Each year around tax time, there are a handful of companies who have employees who didn’t have enough (or any) withholding taxes taken from their pay checks. It could have been for a number of reasons such as:  High exemption calculation from their W-4 form, low pay that didn’t trigger the tax tables, or a high number of pre-tax deductions. There are many items that could contribute to low or no withholding; however, this is only a limited list.

Tax season is likely the first time an employee considers how much withholding has been taken from their paychecks. By law, employees are to be provided on each pay date with a stub or other visual that shows them the calculation of the gross pay of their check, deductions, taxes, and net pay. Also by law, employers are required to withhold federal, state and local taxes (where applicable) and remit the payments on the employee’s behalf.

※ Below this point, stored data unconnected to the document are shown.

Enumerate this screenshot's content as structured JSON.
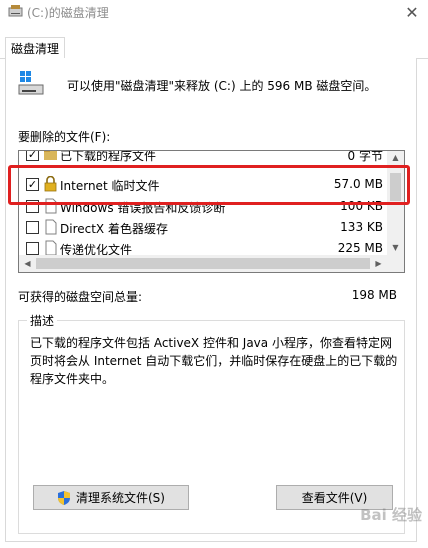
{
  "window": {
    "title": "(C:)的磁盘清理",
    "close_symbol": "✕"
  },
  "tabs": [
    {
      "label": "磁盘清理",
      "active": true
    }
  ],
  "header": {
    "message": "可以使用\"磁盘清理\"来释放 (C:) 上的 596 MB 磁盘空间。"
  },
  "files_section": {
    "label": "要删除的文件(F):",
    "items": [
      {
        "name": "已下载的程序文件",
        "size": "0 字节",
        "checked": true,
        "icon": "folder-icon"
      },
      {
        "name": "Internet 临时文件",
        "size": "57.0 MB",
        "checked": true,
        "icon": "lock-icon"
      },
      {
        "name": "Windows 错误报告和反馈诊断",
        "size": "100 KB",
        "checked": false,
        "icon": "document-icon"
      },
      {
        "name": "DirectX 着色器缓存",
        "size": "133 KB",
        "checked": false,
        "icon": "document-icon"
      },
      {
        "name": "传递优化文件",
        "size": "225 MB",
        "checked": false,
        "icon": "document-icon"
      }
    ]
  },
  "total": {
    "label": "可获得的磁盘空间总量:",
    "value": "198 MB"
  },
  "description": {
    "title": "描述",
    "text": "已下载的程序文件包括 ActiveX 控件和 Java 小程序，你查看特定网页时将会从 Internet 自动下载它们，并临时保存在硬盘上的已下载的程序文件夹中。"
  },
  "buttons": {
    "clean_system": "清理系统文件(S)",
    "view_files": "查看文件(V)"
  },
  "watermark": "Bai 经验",
  "colors": {
    "highlight": "#e02020",
    "title_text": "#8c8c8c",
    "button_bg": "#e1e1e1"
  }
}
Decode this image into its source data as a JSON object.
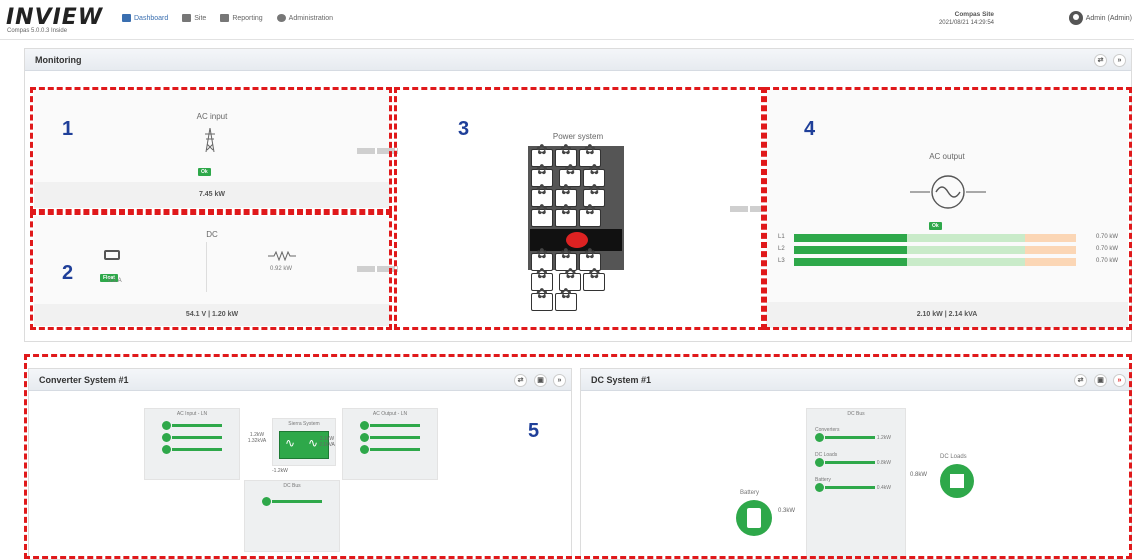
{
  "app": {
    "logo": "INVIEW",
    "version": "Compas 5.0.0.3 Inside"
  },
  "nav": [
    {
      "label": "Dashboard",
      "icon": "dashboard-icon",
      "active": true
    },
    {
      "label": "Site",
      "icon": "flag-icon"
    },
    {
      "label": "Reporting",
      "icon": "chart-icon"
    },
    {
      "label": "Administration",
      "icon": "gear-icon"
    }
  ],
  "site": {
    "name": "Compas Site",
    "timestamp": "2021/08/21 14:29:54"
  },
  "user": {
    "label": "Admin (Admin)"
  },
  "monitoring": {
    "title": "Monitoring",
    "ac_input": {
      "title": "AC input",
      "status": "Ok",
      "power": "7.45 kW"
    },
    "dc": {
      "title": "DC",
      "battery_status": "Float",
      "battery_current": "0.2 A",
      "load_power": "0.92 kW",
      "summary": "54.1 V | 1.20 kW"
    },
    "power_system": {
      "title": "Power system"
    },
    "ac_output": {
      "title": "AC output",
      "status": "Ok",
      "phases": [
        {
          "label": "L1",
          "value": "0.70 kW"
        },
        {
          "label": "L2",
          "value": "0.70 kW"
        },
        {
          "label": "L3",
          "value": "0.70 kW"
        }
      ],
      "summary": "2.10 kW | 2.14 kVA"
    }
  },
  "converter": {
    "title": "Converter System #1",
    "ac_input_title": "AC Input - LN",
    "sierra_title": "Sierra System",
    "ac_output_title": "AC Output - LN",
    "dc_bus_title": "DC Bus",
    "in_flow": "1.2kW",
    "in_flow2": "1.32kVA",
    "out_flow": "2.1kW",
    "out_flow2": "2.1kVA",
    "dc_flow": "-1.2kW"
  },
  "dc_system": {
    "title": "DC System #1",
    "bus_title": "DC Bus",
    "rows": [
      {
        "label": "Converters",
        "value": "1.2kW"
      },
      {
        "label": "DC Loads",
        "value": "0.8kW"
      },
      {
        "label": "Battery",
        "value": "0.4kW"
      }
    ],
    "battery_label": "Battery",
    "battery_flow": "0.3kW",
    "loads_label": "DC Loads",
    "loads_flow": "0.8kW"
  },
  "callouts": [
    "1",
    "2",
    "3",
    "4",
    "5"
  ],
  "colors": {
    "ok": "#2ea84a",
    "dash": "#e0191b",
    "bar_green": "#2ea84a",
    "bar_light": "#c9ebc9",
    "bar_orange": "#fbd6b5"
  }
}
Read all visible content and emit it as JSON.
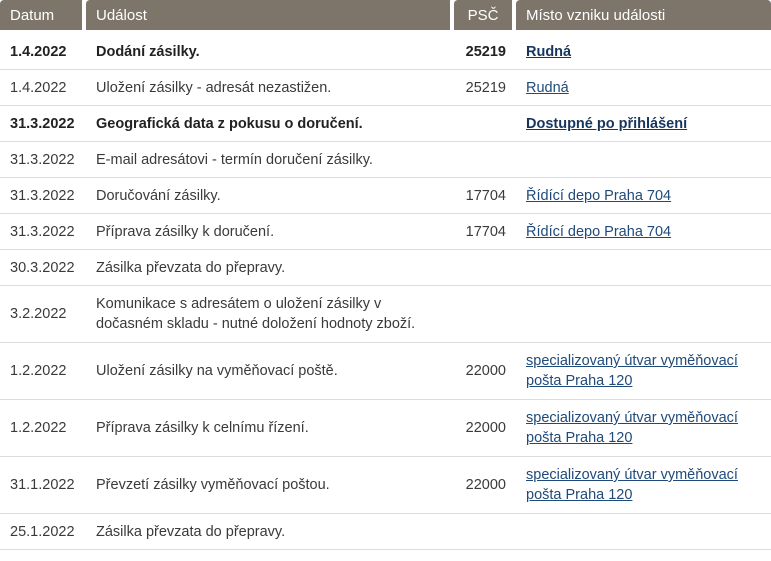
{
  "header": {
    "date": "Datum",
    "event": "Událost",
    "psc": "PSČ",
    "place": "Místo vzniku události"
  },
  "rows": [
    {
      "date": "1.4.2022",
      "event": "Dodání zásilky.",
      "psc": "25219",
      "place": "Rudná",
      "bold": true
    },
    {
      "date": "1.4.2022",
      "event": "Uložení zásilky - adresát nezastižen.",
      "psc": "25219",
      "place": "Rudná"
    },
    {
      "date": "31.3.2022",
      "event": "Geografická data z pokusu o doručení.",
      "psc": "",
      "place": "Dostupné po přihlášení",
      "bold": true
    },
    {
      "date": "31.3.2022",
      "event": "E-mail adresátovi - termín doručení zásilky.",
      "psc": "",
      "place": ""
    },
    {
      "date": "31.3.2022",
      "event": "Doručování zásilky.",
      "psc": "17704",
      "place": "Řídící depo Praha 704"
    },
    {
      "date": "31.3.2022",
      "event": "Příprava zásilky k doručení.",
      "psc": "17704",
      "place": "Řídící depo Praha 704"
    },
    {
      "date": "30.3.2022",
      "event": "Zásilka převzata do přepravy.",
      "psc": "",
      "place": ""
    },
    {
      "date": "3.2.2022",
      "event": "Komunikace s adresátem o uložení zásilky v dočasném skladu - nutné doložení hodnoty zboží.",
      "psc": "",
      "place": ""
    },
    {
      "date": "1.2.2022",
      "event": "Uložení zásilky na vyměňovací poště.",
      "psc": "22000",
      "place": "specializovaný útvar vyměňovací pošta Praha 120"
    },
    {
      "date": "1.2.2022",
      "event": "Příprava zásilky k celnímu řízení.",
      "psc": "22000",
      "place": "specializovaný útvar vyměňovací pošta Praha 120"
    },
    {
      "date": "31.1.2022",
      "event": "Převzetí zásilky vyměňovací poštou.",
      "psc": "22000",
      "place": "specializovaný útvar vyměňovací pošta Praha 120"
    },
    {
      "date": "25.1.2022",
      "event": "Zásilka převzata do přepravy.",
      "psc": "",
      "place": ""
    }
  ]
}
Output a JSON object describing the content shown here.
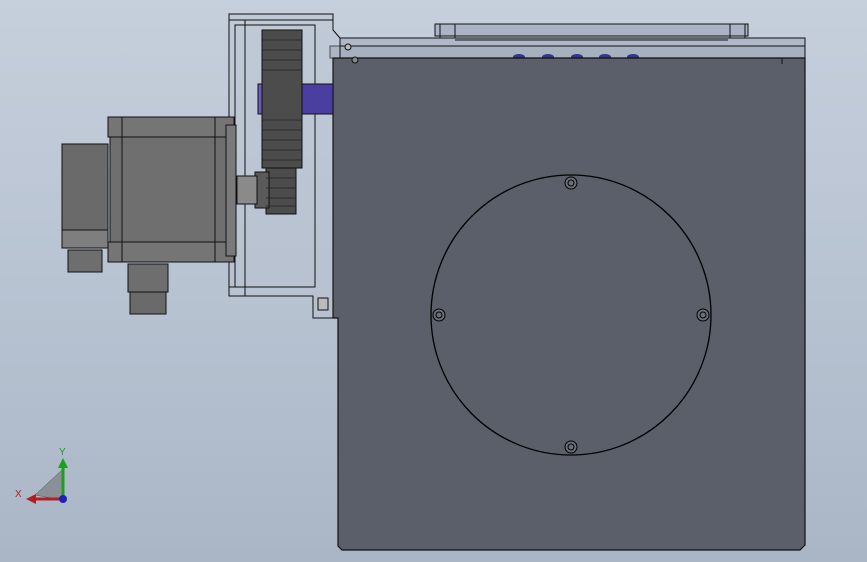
{
  "viewport": {
    "background_top": "#c6cfdc",
    "background_bottom": "#aab6c6"
  },
  "model": {
    "housing_color": "#5a5f6a",
    "motor_color": "#6e6f6e",
    "gear_color": "#4c4c4c",
    "shaft_color": "#4b3ea1",
    "bolt_color": "#2f3690",
    "edge_color": "#111111"
  },
  "triad": {
    "x_label": "X",
    "y_label": "Y",
    "x_color": "#b02020",
    "y_color": "#1aa01a",
    "z_color": "#2020c0"
  }
}
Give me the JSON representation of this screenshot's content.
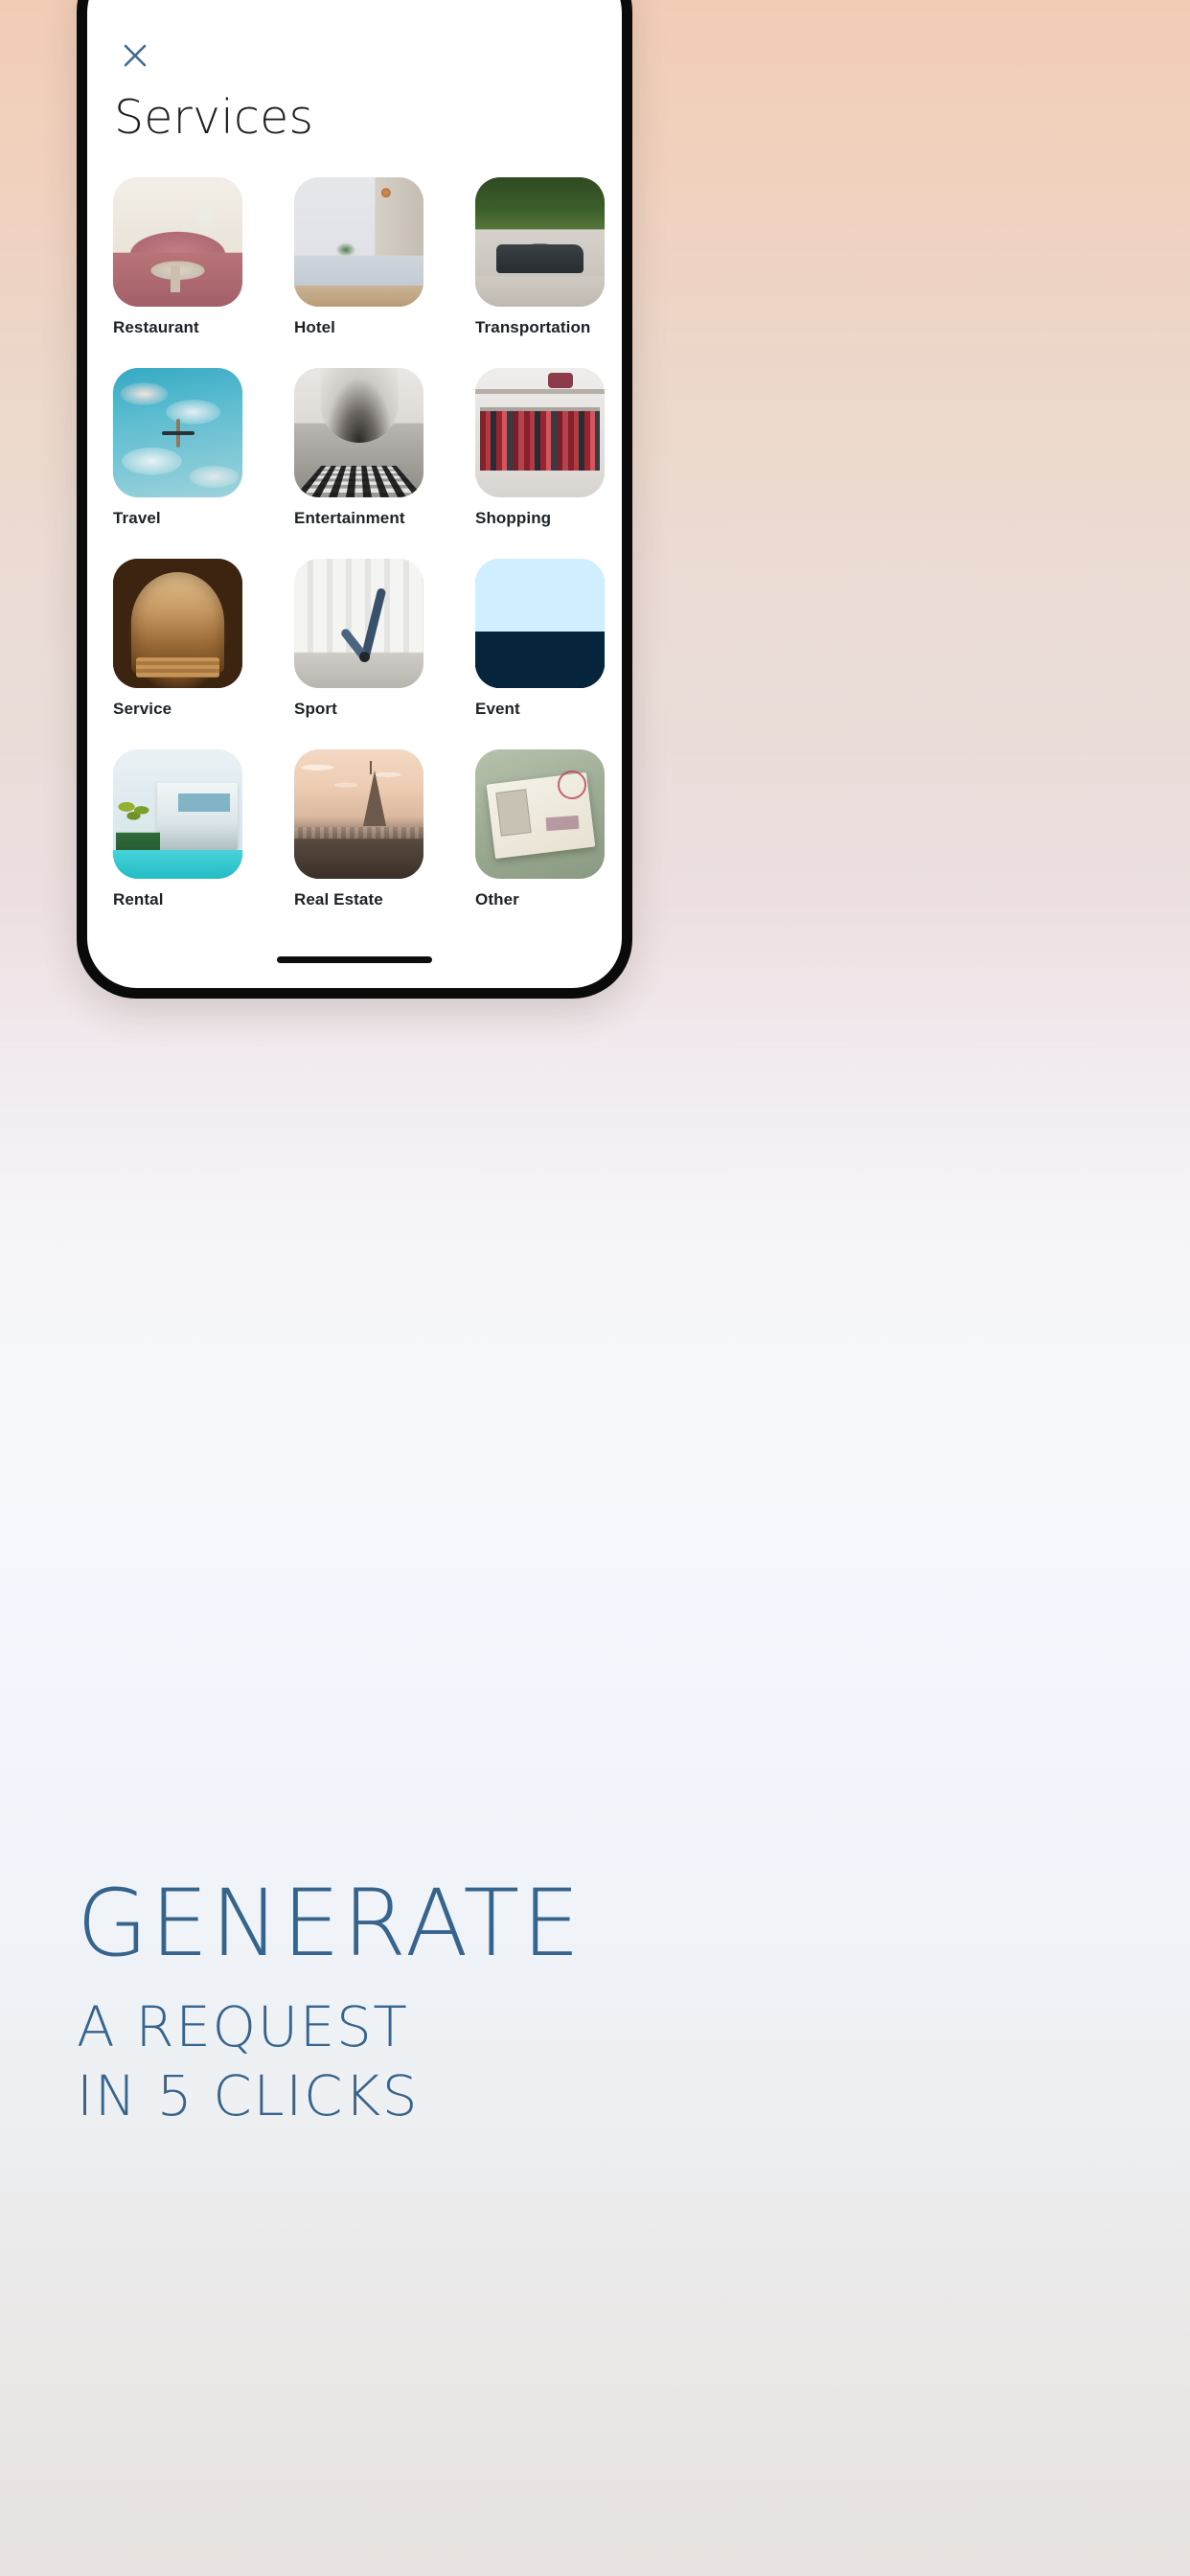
{
  "background": {
    "gradient_top": "#f2cdb6",
    "gradient_mid": "#f7f8fb",
    "gradient_bottom": "#e8e3e0"
  },
  "phone": {
    "frame_color": "#0a0a0a",
    "screen_bg": "#ffffff",
    "home_indicator": "home-indicator"
  },
  "screen": {
    "close_icon": "close-icon",
    "close_icon_color": "#3d6b92",
    "title": "Services",
    "title_color": "#1c2024",
    "label_color": "#1d2226",
    "services": [
      {
        "label": "Restaurant",
        "art": "art-restaurant"
      },
      {
        "label": "Hotel",
        "art": "art-hotel"
      },
      {
        "label": "Transportation",
        "art": "art-transport"
      },
      {
        "label": "Travel",
        "art": "art-travel"
      },
      {
        "label": "Entertainment",
        "art": "art-entertainment"
      },
      {
        "label": "Shopping",
        "art": "art-shopping"
      },
      {
        "label": "Service",
        "art": "art-service"
      },
      {
        "label": "Sport",
        "art": "art-sport"
      },
      {
        "label": "Event",
        "art": "art-event"
      },
      {
        "label": "Rental",
        "art": "art-rental"
      },
      {
        "label": "Real Estate",
        "art": "art-realestate"
      },
      {
        "label": "Other",
        "art": "art-other"
      }
    ]
  },
  "marketing": {
    "headline": "GENERATE",
    "subheadline_line1": "A REQUEST",
    "subheadline_line2": "IN 5 CLICKS",
    "text_color": "#36648c"
  }
}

Many times, employees allow the entire year to go by without reviewing this information, and then they are surprised at tax time when taxes are owed. This causes a lot of anxiety that could have easily been avoided.

Employers should make sure they are using the most updated W-4 form and entering this information correctly and promptly into their payroll system so all tax calculations are accurate over the course of the entire year.

This is also a great time to review payroll journal reports to more closely examine which employees may not have had withholdings taken. It’s a gesture to check-in with them to ensure they realize the calculation of their pay. Imagine being the employee who didn’t realize taxes were at $0 for the year, and then finding out in time to make the correction – reducing their possible liability at tax time.